Saat ditanya soal nama Jokowi di OCCRP 2024, mantan Wali Kota Sulu itu menegaskan tudingan tersebut tak lebih dari penghinaan dan pembingkaian jahat yang beberapa kali terjadi belakangan ini.
“Sekarang banyak fitnah, skema jahat, dan tuduhan tanpa bukti. Itu yang terjadi sekarang,” ujarnya.
Jokowi juga mengomentari kemungkinan adanya unsur politik dalam daftar calon. Ia menyarankan agar pertanyaan-pertanyaan tersebut dikirimkan langsung ke OCCRP, selaku pihak yang menyusun daftar tersebut.

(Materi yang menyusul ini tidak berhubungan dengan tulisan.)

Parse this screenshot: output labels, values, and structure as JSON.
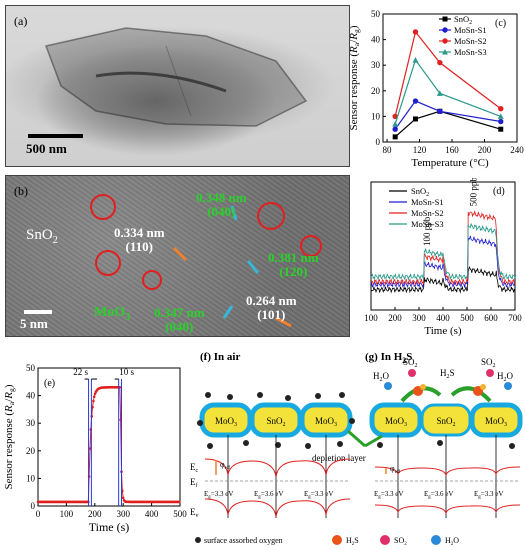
{
  "panel_a": {
    "label": "(a)",
    "scale_bar": "500 nm"
  },
  "panel_b": {
    "label": "(b)",
    "scale_bar": "5 nm",
    "sno2_label": "SnO",
    "sno2_sub": "2",
    "moo3_label": "MoO",
    "moo3_sub": "3",
    "fringes": [
      {
        "d": "0.334 nm",
        "hkl": "(110)",
        "color": "white"
      },
      {
        "d": "0.348 nm",
        "hkl": "(040)",
        "color": "green"
      },
      {
        "d": "0.381 nm",
        "hkl": "(120)",
        "color": "green"
      },
      {
        "d": "0.347 nm",
        "hkl": "(040)",
        "color": "green"
      },
      {
        "d": "0.264 nm",
        "hkl": "(101)",
        "color": "white"
      }
    ]
  },
  "panel_c": {
    "label": "(c)"
  },
  "panel_d": {
    "label": "(d)",
    "ann_100": "100 ppb",
    "ann_500": "500 ppb"
  },
  "panel_e": {
    "label": "(e)",
    "t_resp": "22 s",
    "t_rec": "10 s"
  },
  "panel_f": {
    "title": "(f) In air"
  },
  "panel_g": {
    "title_prefix": "(g) In H",
    "title_sub": "2",
    "title_suffix": "S"
  },
  "band": {
    "moo3": "MoO",
    "moo3_sub": "3",
    "sno2": "SnO",
    "sno2_sub": "2",
    "ec": "E",
    "ec_sub": "c",
    "ef": "E",
    "ef_sub": "f",
    "ev": "E",
    "ev_sub": "v",
    "phi": "φ",
    "phi_sub": "eff",
    "eg_moo3": "E",
    "eg_moo3_val": "=3.3 eV",
    "eg_sno2_val": "=3.6 eV",
    "eg_sub": "g",
    "depletion": "depletion layer",
    "h2o": "H",
    "h2o_sub": "2",
    "h2o_o": "O",
    "so2": "SO",
    "so2_sub": "2",
    "h2s": "H",
    "h2s_sub": "2",
    "h2s_s": "S"
  },
  "legend_bottom": {
    "oxygen": "surface assorbed oxygen",
    "h2s": "H",
    "h2s_sub": "2",
    "h2s_s": "S",
    "so2": "SO",
    "so2_sub": "2",
    "h2o": "H",
    "h2o_sub": "2",
    "h2o_o": "O"
  },
  "chart_data": [
    {
      "id": "c",
      "type": "line",
      "xlabel": "Temperature (°C)",
      "ylabel": "Sensor response (R_a/R_g)",
      "xlim": [
        75,
        240
      ],
      "ylim": [
        0,
        50
      ],
      "xticks": [
        80,
        120,
        160,
        200,
        240
      ],
      "yticks": [
        0,
        10,
        20,
        30,
        40,
        50
      ],
      "x": [
        90,
        115,
        145,
        220
      ],
      "series": [
        {
          "name": "SnO2",
          "color": "#000000",
          "marker": "square",
          "values": [
            2,
            9,
            12,
            5
          ]
        },
        {
          "name": "MoSn-S1",
          "color": "#1f1fd0",
          "marker": "circle",
          "values": [
            5,
            16,
            12,
            8
          ]
        },
        {
          "name": "MoSn-S2",
          "color": "#e02020",
          "marker": "circle",
          "values": [
            10,
            43,
            31,
            13
          ]
        },
        {
          "name": "MoSn-S3",
          "color": "#2a9a8a",
          "marker": "triangle",
          "values": [
            7,
            32,
            19,
            10
          ]
        }
      ]
    },
    {
      "id": "d",
      "type": "line",
      "xlabel": "Time (s)",
      "ylabel": "",
      "xlim": [
        100,
        700
      ],
      "ylim": [
        0,
        5
      ],
      "xticks": [
        100,
        200,
        300,
        400,
        500,
        600,
        700
      ],
      "yticks": [],
      "series": [
        {
          "name": "SnO2",
          "color": "#000000",
          "base": 0.8,
          "s1": 1.2,
          "s2": 1.6
        },
        {
          "name": "MoSn-S1",
          "color": "#1f1fd0",
          "base": 1.0,
          "s1": 1.8,
          "s2": 2.8
        },
        {
          "name": "MoSn-S2",
          "color": "#e02020",
          "base": 1.1,
          "s1": 2.1,
          "s2": 3.8
        },
        {
          "name": "MoSn-S3",
          "color": "#2a9a8a",
          "base": 1.3,
          "s1": 2.3,
          "s2": 3.3
        }
      ]
    },
    {
      "id": "e",
      "type": "scatter",
      "xlabel": "Time (s)",
      "ylabel": "Sensor response (R_a/R_g)",
      "xlim": [
        0,
        500
      ],
      "ylim": [
        0,
        50
      ],
      "xticks": [
        0,
        100,
        200,
        300,
        400,
        500
      ],
      "yticks": [
        0,
        10,
        20,
        30,
        40,
        50
      ],
      "color": "#e02020",
      "base": 1.5,
      "peak": 43,
      "t_on": 178,
      "t_off": 290
    }
  ]
}
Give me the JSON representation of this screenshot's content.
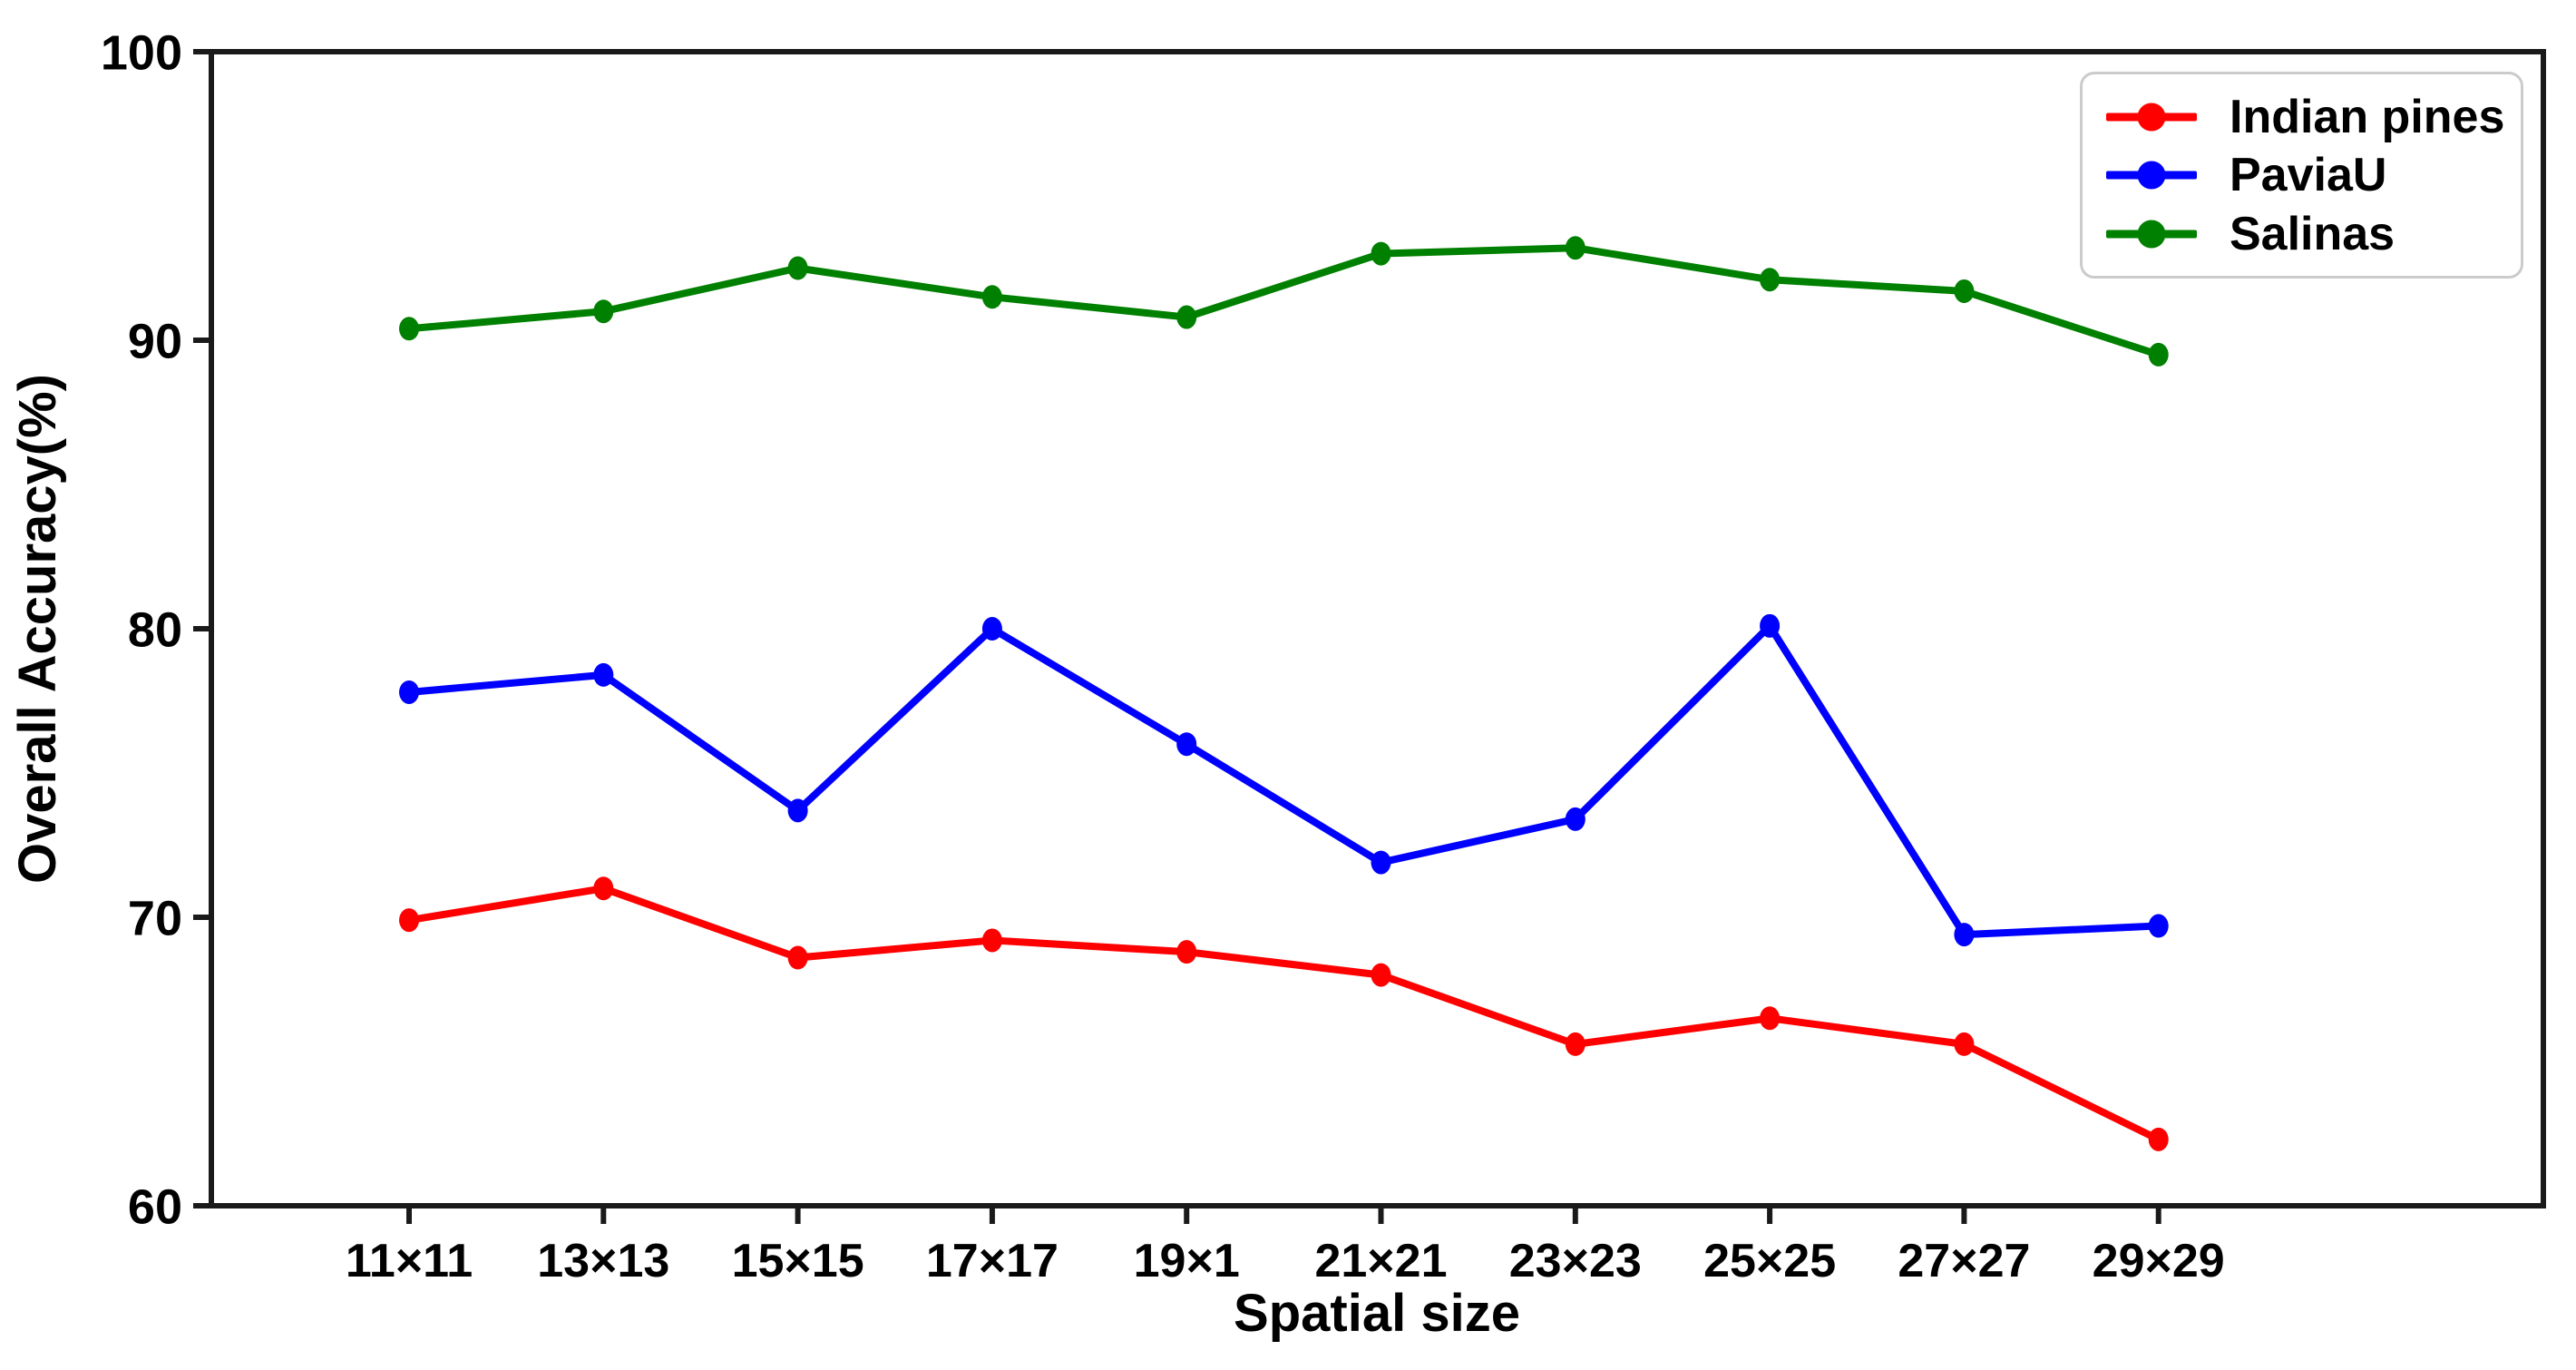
{
  "figure": {
    "background": "#ffffff",
    "axis_color": "#1a1a1a",
    "text_color": "#000000",
    "legend_border_color": "#cbcbcb"
  },
  "chart_data": {
    "type": "line",
    "title": "",
    "xlabel": "Spatial size",
    "ylabel": "Overall Accuracy(%)",
    "categories": [
      "11×11",
      "13×13",
      "15×15",
      "17×17",
      "19×1",
      "21×21",
      "23×23",
      "25×25",
      "27×27",
      "29×29"
    ],
    "series": [
      {
        "name": "Indian pines",
        "color": "#ff0000",
        "values": [
          69.9,
          71.0,
          68.6,
          69.2,
          68.8,
          68.0,
          65.6,
          66.5,
          65.6,
          62.3
        ]
      },
      {
        "name": "PaviaU",
        "color": "#0000ff",
        "values": [
          77.8,
          78.4,
          73.7,
          80.0,
          76.0,
          71.9,
          73.4,
          80.1,
          69.4,
          69.7
        ]
      },
      {
        "name": "Salinas",
        "color": "#008000",
        "values": [
          90.4,
          91.0,
          92.5,
          91.5,
          90.8,
          93.0,
          93.2,
          92.1,
          91.7,
          89.5
        ]
      }
    ],
    "ylim": [
      60,
      100
    ],
    "yticks": [
      60,
      70,
      80,
      90,
      100
    ],
    "grid": false,
    "legend_position": "upper right",
    "marker": "circle"
  }
}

“Tanyakan saja. Karena masyarakat kini bisa menggunakan wahana apa pun, LSM, partai atau organisasi kolektif untuk menuduh dan menjebak,” imbuhnya.
Read More : Jokowi Dipastikan Hadiri Penutupan Munas Golkar Malam Ini, Airlangga?
OCCRP telah merilis daftar Tokoh Kejahatan Terorganisir dan Korupsi Tahun Ini, yang terdiri dari individu-individu yang memiliki pengaruh signifikan di bidang ini, baik secara positif maupun negatif.
Untuk tahun 2024, presiden Suriah terakhir yang digulingkan, Bashar al-Assad, dinyatakan sebagai pemenang. Selain itu, nama lain yang masuk dalam daftar calon adalah Joko Widodo, Presiden Kenya William Ruto, Presiden Nigeria Bola Ahmed Tinbu, mantan Perdana Menteri Bangladesh Sheikh Hasina, dan pengusaha India Gautam Adani.
Nama Jokowi di OCCRP 2024 memicu perdebatan di kalangan masyarakat. Tuduhan tersebut dinilai merusak reputasi Presiden Indonesia di akhir masa jabatannya.